When you say delay the drops, do you mean that the threshold for dropping events is larger? So if I made my page size 256, would that make it far less likely to receive dropped events all together? What would a suggested page size be? I initially thought 16 seemed like plenty, but I haven't found any research to support this. Will I always lose some events? Because that is the behavior I am witnessing right now. It seems like I always eventually start to lose events. Some of this might be due to a feedback loop where my BPF program that monitors file opens collects events triggered by my user space program. I was thinking about using a BPF map that is written by my user space program containing its PID and having all my BPF programs read that map and not write any corresponding events with matching PIDs. Any advice or thoughts on this would be appreciated!

It's hard to give you any definitive answer, it all depends. But think
about this. Perf buffer is a queue.

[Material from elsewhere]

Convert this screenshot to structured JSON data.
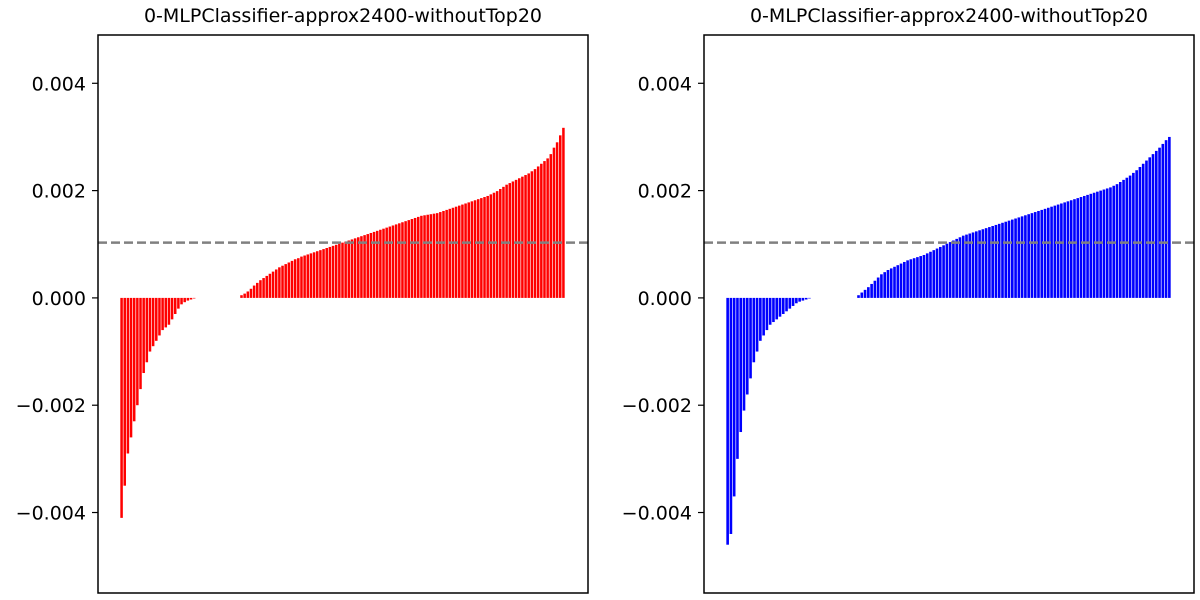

Let's say that your per-CPU buffer
size is 1MB, each of your samples is say 1KB. What does that mean? It
means that at any given time you can't have at most 1024 samples
enqueued. So, if your BPF program in the kernel generates those 1024
samples faster than the user-space side consumes them, then you'll
have drops. So you have many ways to reduce drops:

1. Generate events at the lower rate. E.g., add sampling, filter
unuseful events, etc. This will give user-space side time to consume.
2. Speed up user-space. Many things can influence this. You can do
less work per item. You can ensure you start reacting to items sooner
by increasing priority of your consumer thread and/or pin it to a
dedicated CPU, etc.
3. Reduce the size of the event. If you can reduce sample size from
1KB to 512B by more effective data encoding or dropping unnecessary
data, you suddenly will be able to produce up to 2048 events before
running out of space. That will give your user-space more time to
consume data.
4. Increase per-CPU buffer size. Going from 1MB to 2MB will have the
same effect as reducing sample size from 1KB to 512B, again,
increasing the capacity of your buffer and thus giving more time to
consumer data.

Hope that makes sense and helps showing that I can't answer your
questions, you'll need to do analysis on your own based on your
specific implementation and problem domain.

Some of the event loss might also be attributed to the inefficiencies of my looping mechanism. Although I think the feedback loop might be the bigger culprit. I am thinking about following the Sysdig approach, which is to have a single perf buffer that is used by all my BPF programs (16 in total). This would remove the loop and eliminate all but 1 perf buffer. I would think that would be more efficient because I am removing 15 perf buffers and their epoll_waits. Then I would use a ID member of each passed data structure to properly read the data.

Yes, that would be a good approach. It's better to have 16x bigger
single perf_buffer shared across all BPF programs, than 16 separate
smaller perf buffers. Because you can absorb event spikes more
effectively.

One way I can help you, if you do need to have multiple
PERF_EVENT_ARRAY maps that you need to consume, is to add perf_buffer
APIs similar to ring_buffer that would allow to epoll all of them
simultaneously. Let me know if you are interested. That will
effectively eliminate your outer (LIST_FOREACH(evt, &event_head,
list)), you'll be just doing while(true) perf_buffer__poll() across
all perf buffers simultaneously. But single perf_buffer allows you to
do the same, effectively.